MECH_ENG 382-0 Experiments in Micro- and Nano Science and Engineering (1 Unit)  

Interdisciplinary topics spanning the physical and biological sciences and engineering. Seven integrated labs in which students acquire hands-on experience in various aspects of micro-and nanoscience and engineering: cleanroom microfabrication, flow visualization in micro-channels, nanomechanics, AFM and dippen nanolithography, multiphysics computational tools, and experimental techniques to evaluate micro-and nanoscale devices.

Prerequisite: MECH_ENG 381-0 or consent of instructor.

MECH_ENG 385-0 Nanotechnology (1 Unit)  

Manipulation of matter at the nanometer-length scale to produce useful devices and materials. Scientific and engineering properties of nanoscale systems. Emphasis on development of new techniques.

MECH_ENG 390-0 Intro to Dynamic Systems (1 Unit)  

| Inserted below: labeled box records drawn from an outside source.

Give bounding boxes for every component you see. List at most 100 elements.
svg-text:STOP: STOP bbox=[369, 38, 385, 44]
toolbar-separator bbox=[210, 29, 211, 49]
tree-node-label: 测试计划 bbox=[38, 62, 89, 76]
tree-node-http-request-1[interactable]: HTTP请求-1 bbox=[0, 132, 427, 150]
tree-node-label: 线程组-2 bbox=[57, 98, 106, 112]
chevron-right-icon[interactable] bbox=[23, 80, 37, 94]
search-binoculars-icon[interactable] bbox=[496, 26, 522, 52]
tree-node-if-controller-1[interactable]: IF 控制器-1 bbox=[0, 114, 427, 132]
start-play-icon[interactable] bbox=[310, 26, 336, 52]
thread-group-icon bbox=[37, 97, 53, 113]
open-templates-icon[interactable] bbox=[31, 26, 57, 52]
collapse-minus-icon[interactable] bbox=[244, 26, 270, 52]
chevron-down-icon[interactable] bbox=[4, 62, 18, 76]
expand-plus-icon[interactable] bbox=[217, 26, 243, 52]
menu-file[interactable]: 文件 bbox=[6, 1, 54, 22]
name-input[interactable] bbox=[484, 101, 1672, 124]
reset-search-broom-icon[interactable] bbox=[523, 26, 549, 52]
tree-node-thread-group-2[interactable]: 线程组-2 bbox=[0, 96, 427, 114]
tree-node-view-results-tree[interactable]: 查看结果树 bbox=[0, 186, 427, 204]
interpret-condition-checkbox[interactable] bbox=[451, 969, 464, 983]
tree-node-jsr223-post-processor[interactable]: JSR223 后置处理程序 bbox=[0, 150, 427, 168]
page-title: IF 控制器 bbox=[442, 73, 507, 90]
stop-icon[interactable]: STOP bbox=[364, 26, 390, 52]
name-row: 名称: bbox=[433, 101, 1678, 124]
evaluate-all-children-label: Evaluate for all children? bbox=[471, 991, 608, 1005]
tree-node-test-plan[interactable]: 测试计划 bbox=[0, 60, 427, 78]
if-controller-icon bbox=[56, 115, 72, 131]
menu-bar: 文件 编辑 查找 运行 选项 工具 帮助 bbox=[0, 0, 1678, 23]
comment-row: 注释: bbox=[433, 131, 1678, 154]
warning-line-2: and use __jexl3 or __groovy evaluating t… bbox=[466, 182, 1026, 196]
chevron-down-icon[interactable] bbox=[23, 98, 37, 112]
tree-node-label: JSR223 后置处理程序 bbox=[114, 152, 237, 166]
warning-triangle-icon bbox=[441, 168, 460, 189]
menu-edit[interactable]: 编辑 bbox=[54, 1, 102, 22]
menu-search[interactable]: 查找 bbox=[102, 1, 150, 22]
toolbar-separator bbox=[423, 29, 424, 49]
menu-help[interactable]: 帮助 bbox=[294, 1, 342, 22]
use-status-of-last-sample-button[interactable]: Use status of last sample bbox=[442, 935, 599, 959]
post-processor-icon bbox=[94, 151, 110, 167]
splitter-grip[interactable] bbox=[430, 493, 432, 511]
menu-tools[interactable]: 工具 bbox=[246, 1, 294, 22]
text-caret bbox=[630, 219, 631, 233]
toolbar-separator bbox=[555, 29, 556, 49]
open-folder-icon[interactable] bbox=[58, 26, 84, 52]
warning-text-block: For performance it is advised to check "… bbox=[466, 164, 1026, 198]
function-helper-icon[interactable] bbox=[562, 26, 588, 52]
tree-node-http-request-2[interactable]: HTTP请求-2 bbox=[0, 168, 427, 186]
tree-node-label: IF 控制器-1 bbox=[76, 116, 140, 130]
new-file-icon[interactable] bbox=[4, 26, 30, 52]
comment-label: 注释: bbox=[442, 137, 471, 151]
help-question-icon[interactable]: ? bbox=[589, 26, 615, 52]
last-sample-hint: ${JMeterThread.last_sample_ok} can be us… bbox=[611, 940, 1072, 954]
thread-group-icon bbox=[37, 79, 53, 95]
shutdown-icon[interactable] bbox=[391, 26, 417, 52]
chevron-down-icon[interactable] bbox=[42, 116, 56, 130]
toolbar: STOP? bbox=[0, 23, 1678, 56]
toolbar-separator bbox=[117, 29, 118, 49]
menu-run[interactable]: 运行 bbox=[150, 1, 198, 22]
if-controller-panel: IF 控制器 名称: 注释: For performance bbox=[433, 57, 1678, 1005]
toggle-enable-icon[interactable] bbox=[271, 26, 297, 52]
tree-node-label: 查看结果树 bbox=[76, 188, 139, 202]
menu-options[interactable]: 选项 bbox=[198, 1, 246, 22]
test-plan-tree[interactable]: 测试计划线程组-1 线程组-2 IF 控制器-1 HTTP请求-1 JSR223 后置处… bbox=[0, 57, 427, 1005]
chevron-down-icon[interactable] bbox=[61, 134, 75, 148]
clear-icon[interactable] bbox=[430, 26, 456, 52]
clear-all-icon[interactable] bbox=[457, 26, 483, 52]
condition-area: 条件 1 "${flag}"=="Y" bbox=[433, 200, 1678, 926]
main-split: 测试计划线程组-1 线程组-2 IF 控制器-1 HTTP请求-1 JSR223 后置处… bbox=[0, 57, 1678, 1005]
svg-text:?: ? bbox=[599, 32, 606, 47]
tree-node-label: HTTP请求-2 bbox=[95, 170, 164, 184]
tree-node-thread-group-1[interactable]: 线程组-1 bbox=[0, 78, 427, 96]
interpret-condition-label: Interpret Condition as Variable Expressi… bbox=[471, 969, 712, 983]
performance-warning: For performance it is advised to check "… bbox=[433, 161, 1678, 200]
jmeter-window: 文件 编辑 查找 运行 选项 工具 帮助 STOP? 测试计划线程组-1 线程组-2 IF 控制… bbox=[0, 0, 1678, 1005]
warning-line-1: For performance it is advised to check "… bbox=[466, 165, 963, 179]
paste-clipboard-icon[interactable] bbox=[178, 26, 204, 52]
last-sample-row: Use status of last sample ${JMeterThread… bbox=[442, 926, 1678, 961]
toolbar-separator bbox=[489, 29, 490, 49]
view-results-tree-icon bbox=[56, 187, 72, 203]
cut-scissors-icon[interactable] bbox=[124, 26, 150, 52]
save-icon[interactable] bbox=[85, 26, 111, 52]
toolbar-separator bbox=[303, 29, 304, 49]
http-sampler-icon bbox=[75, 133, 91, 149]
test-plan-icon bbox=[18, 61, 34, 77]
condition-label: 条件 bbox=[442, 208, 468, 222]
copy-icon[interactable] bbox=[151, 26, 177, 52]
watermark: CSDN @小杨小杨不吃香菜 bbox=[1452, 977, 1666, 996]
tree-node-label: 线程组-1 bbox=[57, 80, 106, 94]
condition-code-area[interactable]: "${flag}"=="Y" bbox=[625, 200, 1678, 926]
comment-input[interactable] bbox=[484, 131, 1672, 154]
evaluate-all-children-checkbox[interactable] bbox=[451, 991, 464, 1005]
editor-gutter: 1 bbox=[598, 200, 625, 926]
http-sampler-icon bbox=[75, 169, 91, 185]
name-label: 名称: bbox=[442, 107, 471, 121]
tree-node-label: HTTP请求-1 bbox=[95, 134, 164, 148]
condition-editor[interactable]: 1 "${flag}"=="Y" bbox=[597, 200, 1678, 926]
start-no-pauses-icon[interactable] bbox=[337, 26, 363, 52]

Modeling the dynamic behavior of physical systems. Concepts of causality, dependent and independent storages, and state. Introduction to bond graphs. Generation of state equations; analytical and computer simulation of system behavior. Application to problems of engineering interest.

Prerequisites: MECH_ENG 241-0; CIV_ENV 216-0; GEN_ENG 205-4.

MECH_ENG 395-0 Special Topics in Mechanical Engineering (1 Unit)  

Topics suggested by students or faculty members and approved by the department.

MECH_ENG 398-1 Engineering Design I (1 Unit)   Experience in the creative process of design. Defining product specifications, developing and analyzing ideas, using CAD drawings, building physical prototypes, demonstrating feasibility, and achieving full alpha-level functionality. Prerequisite: senior standing or consent of department.

MECH_ENG 398-2 Engineering Design II (1 Unit)   Experience in the creative process of design. Defining product specifications, developing and analyzing ideas, using CAD drawings, building physical prototypes, demonstrating feasibility, and achieving full alpha-level functionality. Prerequisite: senior standing or consent of department.

MECH_ENG 399-0 Projects (1-3 Units)   Special studies to be done under faculty direction. Credit to be arranged.